The hotel scene where Dodo Cheng is in bath towel and other gun fight scenes in Morocco was shot in Hong Kong on a hill overlooking Sha Tin. Four tons of sand was imported from the Middle East and the entire hotel set was set up. Bangladeshi and Indian extras were hired to act as Moroccans.

According to his book I Am Jackie Chan: My Life in Action, while filming the underground base chase scene, Chan was supposed to swing to a platform with a long chain, but he lost balance and fell to the ground face-first, dislocating his sternum.

In a 2013 interview with CBC, Chan said he was impressed being recognized even in remote areas in Africa. While shooting the film in Southern Morocco he said: "When I was in...in Morocco, middle of nowhere in the desert, all the children look at me, just, uh, put the drunken master pose. I said, 'Wow...'"

==Release==
Armour of God II was released in Hong Kong on 7 February 1991. In the Philippines, the film was released as Superfly by First Films on 4 December. Project A would later be misleadingly re-released by First Films as its sequel Superfly 2 on 17 September 1992.

===Box office===
Chan said in his biography that the film cost , the most expensive Hong Kong film at the time. In its Hong Kong theatrical release, the film grossed HK$39,048,711. It was Hong Kong's second highest-grossing film of 1991.

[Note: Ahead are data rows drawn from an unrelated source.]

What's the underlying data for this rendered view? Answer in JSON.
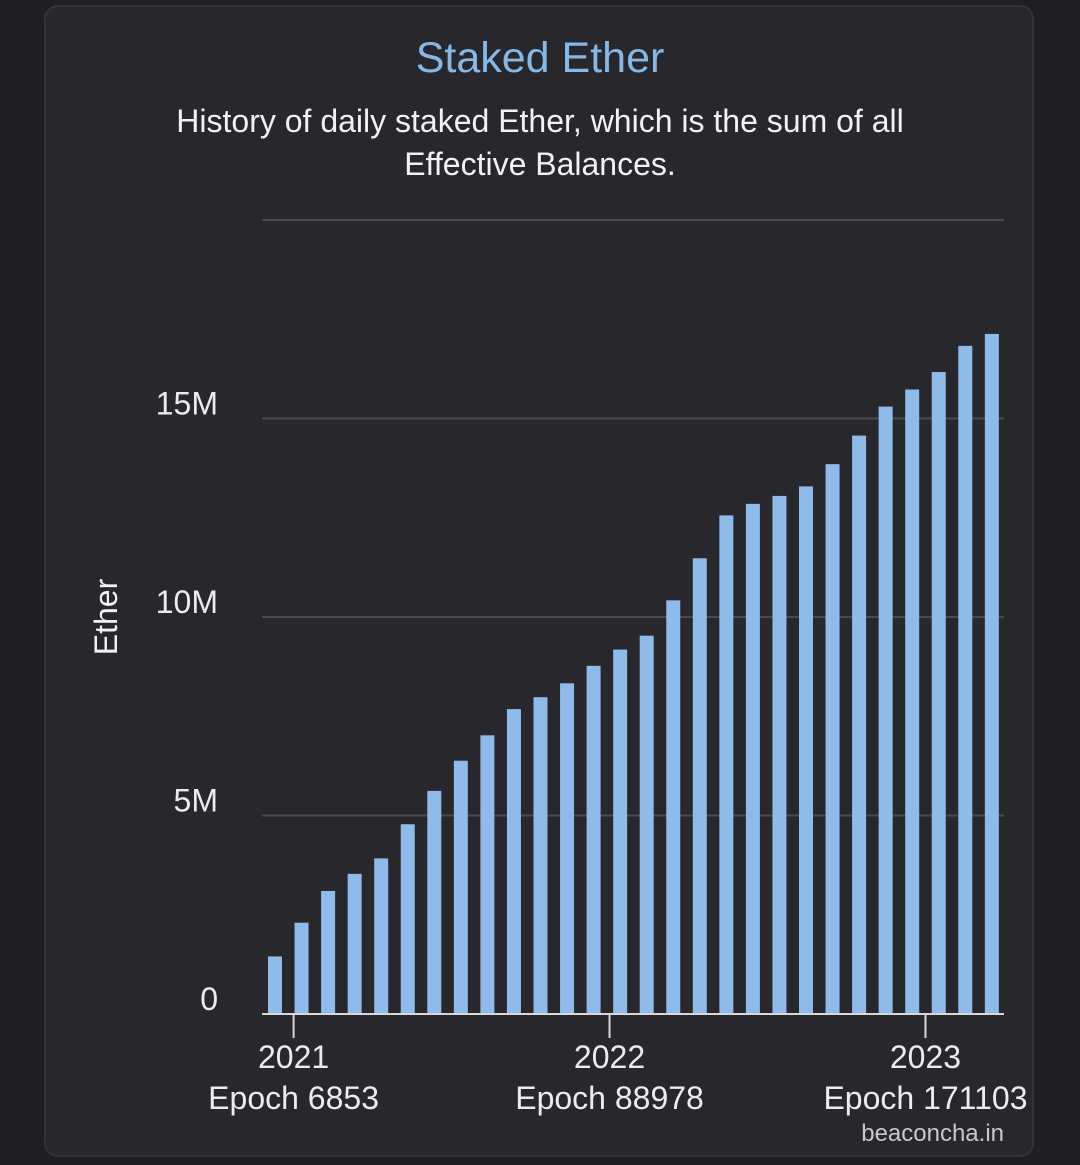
{
  "chart_data": {
    "type": "bar",
    "title": "Staked Ether",
    "subtitle": "History of daily staked Ether, which is the sum of all Effective Balances.",
    "ylabel": "Ether",
    "xlabel": "",
    "ylim": [
      0,
      20000000
    ],
    "yticks": [
      {
        "value": 0,
        "label": "0"
      },
      {
        "value": 5000000,
        "label": "5M"
      },
      {
        "value": 10000000,
        "label": "10M"
      },
      {
        "value": 15000000,
        "label": "15M"
      }
    ],
    "xticks": [
      {
        "index": 0.7,
        "year": "2021",
        "epoch": "Epoch 6853"
      },
      {
        "index": 12.6,
        "year": "2022",
        "epoch": "Epoch 88978"
      },
      {
        "index": 24.5,
        "year": "2023",
        "epoch": "Epoch 171103"
      }
    ],
    "values": [
      1450000,
      2300000,
      3100000,
      3530000,
      3920000,
      4780000,
      5620000,
      6380000,
      7020000,
      7680000,
      7980000,
      8330000,
      8770000,
      9180000,
      9530000,
      10420000,
      11480000,
      12560000,
      12850000,
      13050000,
      13290000,
      13850000,
      14570000,
      15300000,
      15730000,
      16170000,
      16830000,
      17130000
    ],
    "grid": true,
    "bar_color": "#8ebbea"
  },
  "credit": "beaconcha.in"
}
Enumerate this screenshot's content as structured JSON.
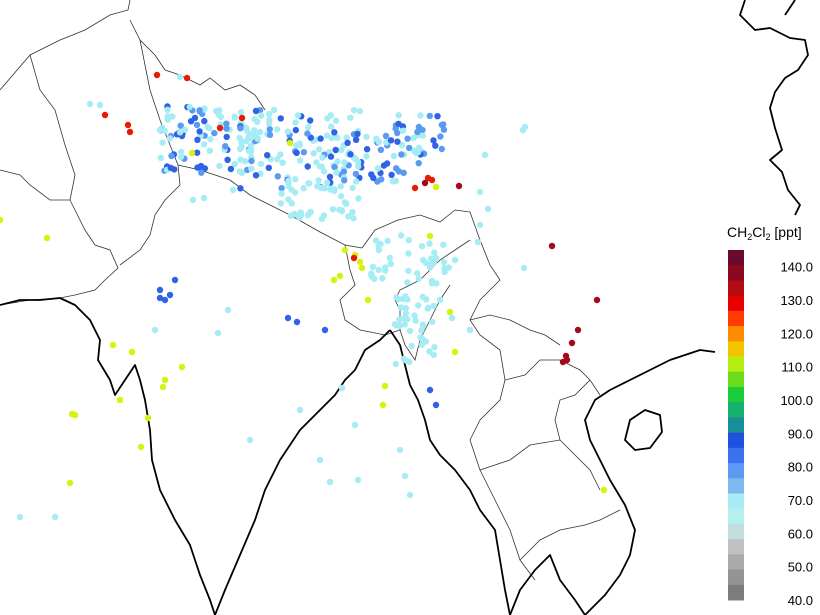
{
  "colorbar": {
    "species_main": "CH",
    "species_sub1": "2",
    "species_mid": "Cl",
    "species_sub2": "2",
    "unit": " [ppt]",
    "ticks": [
      {
        "value": 140,
        "label": "140.0"
      },
      {
        "value": 130,
        "label": "130.0"
      },
      {
        "value": 120,
        "label": "120.0"
      },
      {
        "value": 110,
        "label": "110.0"
      },
      {
        "value": 100,
        "label": "100.0"
      },
      {
        "value": 90,
        "label": "90.0"
      },
      {
        "value": 80,
        "label": "80.0"
      },
      {
        "value": 70,
        "label": "70.0"
      },
      {
        "value": 60,
        "label": "60.0"
      },
      {
        "value": 50,
        "label": "50.0"
      },
      {
        "value": 40,
        "label": "40.0"
      }
    ],
    "range": [
      40,
      145
    ],
    "colors": [
      "#7c7c7c",
      "#949494",
      "#aaaaaa",
      "#c0c0c0",
      "#c2dede",
      "#b5f0ee",
      "#a6ecf5",
      "#7fb8ee",
      "#5a9af0",
      "#3a72ee",
      "#1c52de",
      "#1a8f9a",
      "#16b070",
      "#1ccc3a",
      "#6cdc18",
      "#b6ee14",
      "#f4c400",
      "#ff8c00",
      "#ff3c00",
      "#e80000",
      "#b40c14",
      "#8c0820",
      "#6a0a30"
    ]
  },
  "map_colors": {
    "borders": "#333333",
    "coast": "#000000",
    "low": "#a6ecf5",
    "mid_blue": "#2f62e6",
    "light_blue": "#5a9af0",
    "yellow": "#d8f20e",
    "red": "#e81a00",
    "dark_red": "#a00a1c"
  }
}
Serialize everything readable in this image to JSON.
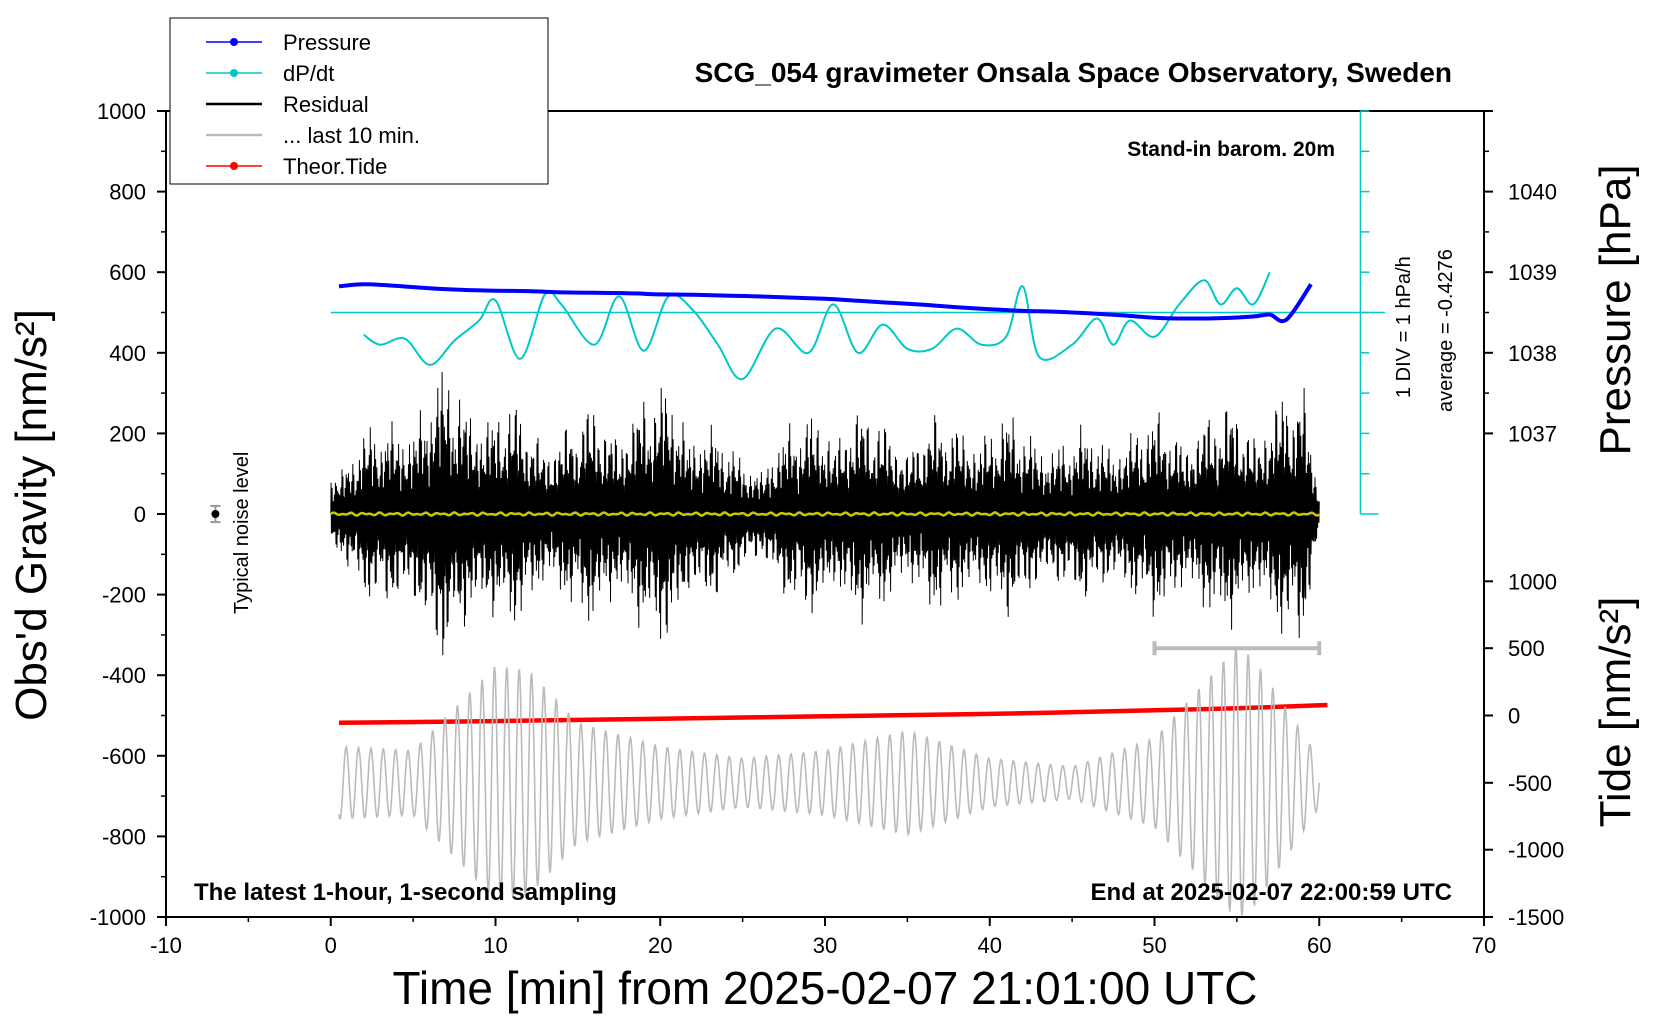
{
  "chart_data": {
    "type": "line",
    "title": "SCG_054 gravimeter Onsala Space Observatory, Sweden",
    "xlabel": "Time [min] from 2025-02-07 21:01:00 UTC",
    "ylabel_left": "Obs'd Gravity [nm/s²]",
    "ylabel_pressure": "Pressure [hPa]",
    "ylabel_tide": "Tide [nm/s²]",
    "xlim": [
      -10,
      70
    ],
    "ylim": [
      -1000,
      1000
    ],
    "x_ticks": [
      "-10",
      "0",
      "10",
      "20",
      "30",
      "40",
      "50",
      "60",
      "70"
    ],
    "y_ticks": [
      "1000",
      "800",
      "600",
      "400",
      "200",
      "0",
      "-200",
      "-400",
      "-600",
      "-800",
      "-1000"
    ],
    "pressure_ticks": [
      {
        "label": "1040",
        "gravity_equiv": 800
      },
      {
        "label": "1039",
        "gravity_equiv": 600
      },
      {
        "label": "1038",
        "gravity_equiv": 400
      },
      {
        "label": "1037",
        "gravity_equiv": 200
      }
    ],
    "tide_ticks": [
      {
        "label": "1000",
        "gravity_equiv": -167
      },
      {
        "label": "500",
        "gravity_equiv": -333
      },
      {
        "label": "0",
        "gravity_equiv": -500
      },
      {
        "label": "-500",
        "gravity_equiv": -667
      },
      {
        "label": "-1000",
        "gravity_equiv": -833
      },
      {
        "label": "-1500",
        "gravity_equiv": -1000
      }
    ],
    "legend": [
      {
        "label": "Pressure",
        "color": "#0000ff",
        "marker": true
      },
      {
        "label": "dP/dt",
        "color": "#00c8c8",
        "marker": true
      },
      {
        "label": "Residual",
        "color": "#000000",
        "marker": false
      },
      {
        "label": "... last 10 min.",
        "color": "#bbbbbb",
        "marker": false
      },
      {
        "label": "Theor.Tide",
        "color": "#ff0000",
        "marker": true
      }
    ],
    "annotations": {
      "barometer": "Stand-in barom. 20m",
      "dpdt_scale": "1 DIV = 1 hPa/h",
      "dpdt_average": "average = -0.4276",
      "noise": "Typical noise level",
      "bottom_left": "The latest 1-hour, 1-second sampling",
      "bottom_right": "End at 2025-02-07 22:00:59 UTC"
    },
    "series": [
      {
        "name": "Pressure",
        "color": "#0000ff",
        "x": [
          0.5,
          2,
          4,
          6,
          8,
          10,
          12,
          14,
          16,
          18,
          20,
          22,
          24,
          26,
          28,
          30,
          32,
          34,
          36,
          38,
          40,
          42,
          44,
          46,
          48,
          50,
          52,
          54,
          56,
          57,
          58,
          59.5
        ],
        "y": [
          565,
          570,
          566,
          560,
          556,
          554,
          553,
          550,
          549,
          548,
          545,
          544,
          542,
          540,
          537,
          534,
          529,
          524,
          519,
          513,
          508,
          504,
          502,
          498,
          493,
          487,
          485,
          486,
          490,
          495,
          482,
          570
        ]
      },
      {
        "name": "dP/dt",
        "color": "#00c8c8",
        "x": [
          2,
          3,
          4.5,
          6,
          7.5,
          9,
          10,
          11.5,
          13,
          14,
          16,
          17.5,
          19,
          20.5,
          22,
          23.5,
          25,
          27,
          29,
          30.5,
          32,
          33.5,
          35,
          36.5,
          38,
          39.5,
          41,
          42,
          43,
          45,
          46.5,
          47.5,
          48.5,
          50,
          51.5,
          53,
          54,
          55,
          56,
          57
        ],
        "y": [
          445,
          420,
          435,
          370,
          430,
          480,
          530,
          385,
          545,
          520,
          420,
          540,
          405,
          540,
          505,
          420,
          335,
          460,
          400,
          520,
          400,
          470,
          410,
          410,
          460,
          420,
          440,
          565,
          390,
          420,
          485,
          420,
          480,
          440,
          520,
          580,
          520,
          560,
          520,
          600
        ]
      },
      {
        "name": "Theor.Tide",
        "color": "#ff0000",
        "x": [
          0.5,
          10,
          20,
          30,
          40,
          50,
          55,
          60.5
        ],
        "y": [
          -518,
          -514,
          -508,
          -502,
          -496,
          -487,
          -482,
          -474
        ]
      }
    ],
    "residual_envelope": {
      "x": [
        0,
        7,
        13,
        21,
        25,
        30,
        35,
        40,
        45,
        50,
        55,
        59,
        60
      ],
      "amplitude": [
        150,
        390,
        250,
        360,
        150,
        310,
        250,
        280,
        220,
        270,
        300,
        355,
        90
      ]
    },
    "last10_envelope": {
      "x": [
        0.5,
        5,
        10,
        12,
        15,
        20,
        25,
        30,
        35,
        40,
        45,
        50,
        55,
        56,
        60
      ],
      "amplitude": [
        90,
        80,
        290,
        280,
        150,
        90,
        60,
        80,
        130,
        60,
        40,
        110,
        340,
        310,
        60
      ]
    },
    "noise_level": {
      "x": -7,
      "value": 0,
      "error": 20
    }
  }
}
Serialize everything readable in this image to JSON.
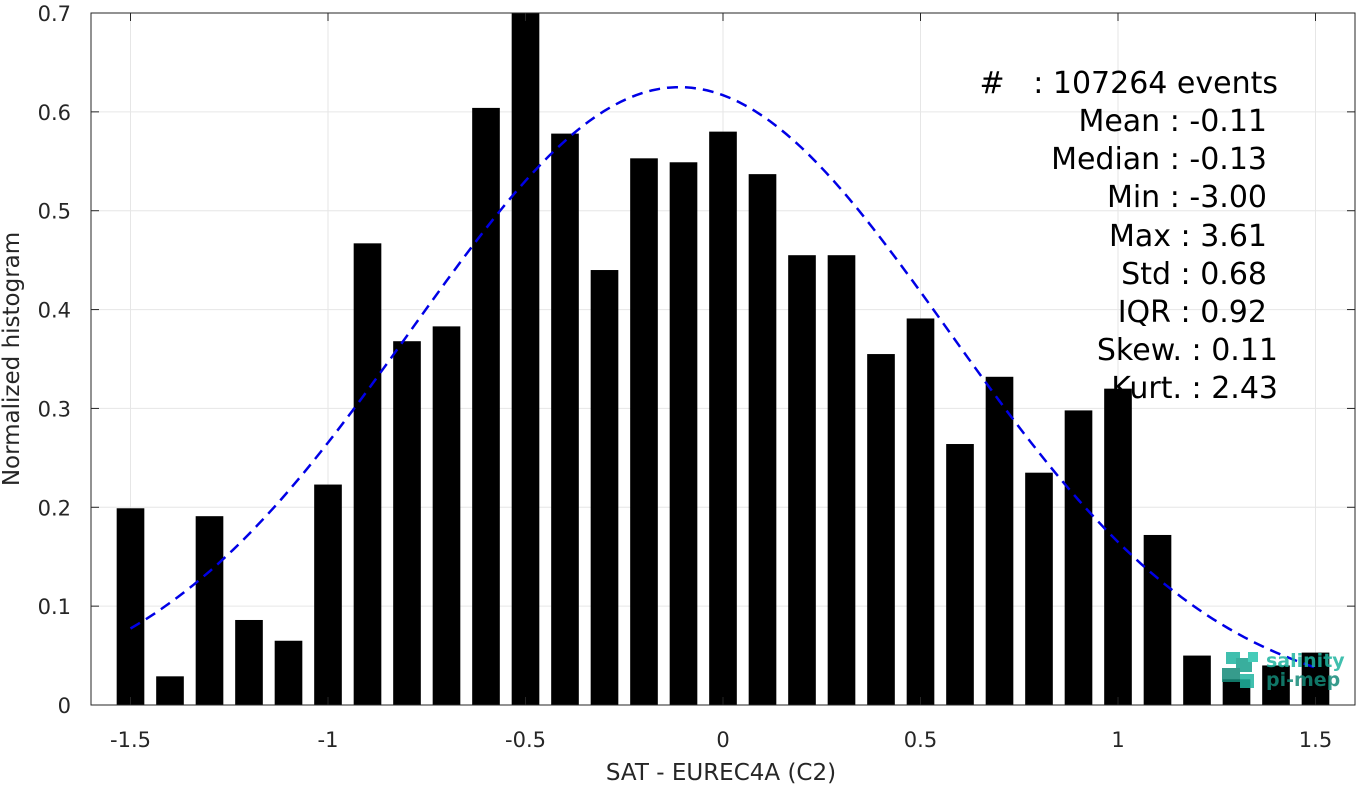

It had its North American release in 1997. On 1,523 North American screens on its opening weekend, it grossed US$4,731,751 ($3,088 per screen), on track to a US$10,405,394 final gross. The film grossed US$13,713,829 in territories outside of North America, for a worldwide total of (equivalent to US$53,808,838 adjusted for inflation in 2021).

===Critical reception===
The film has received mostly positive reviews.

It holds a 80% approval rating on Rotten Tomatoes, based on ten reviews; the film has an average rating of 6.5/10.

===Awards and nominations===
- 1992 Hong Kong Film Awards
  - Nomination: Best Action Choreography

==Versions==
The film was originally released in Hong Kong in 1991 with a Cantonese soundtrack and a running time of approximately 106 minutes. An uncut export version of the film was released in the United Kingdom by Entertainment in Video. The VHS was released in 1993, and the DVD in 2001.

In 1992, Dimension Films acquired the U.S. rights. The company did not release the film theatrically until 1997 under the title Operation Condor; this version has a newly commissioned English dub/score and 15 minutes deleted from the final cut. This version was released on LaserDisc and DVD in 1999.

In 2004, Intercontinental Video Limited released an uncut version in Hong Kong. The DVD is anamorphic and includes the Cantonese-language soundtrack with English subtitles.

In 2020, 88 Films Ltd released the original Hong Kong version and the previously unreleased extended 117 minute version on Blu-ray in the UK.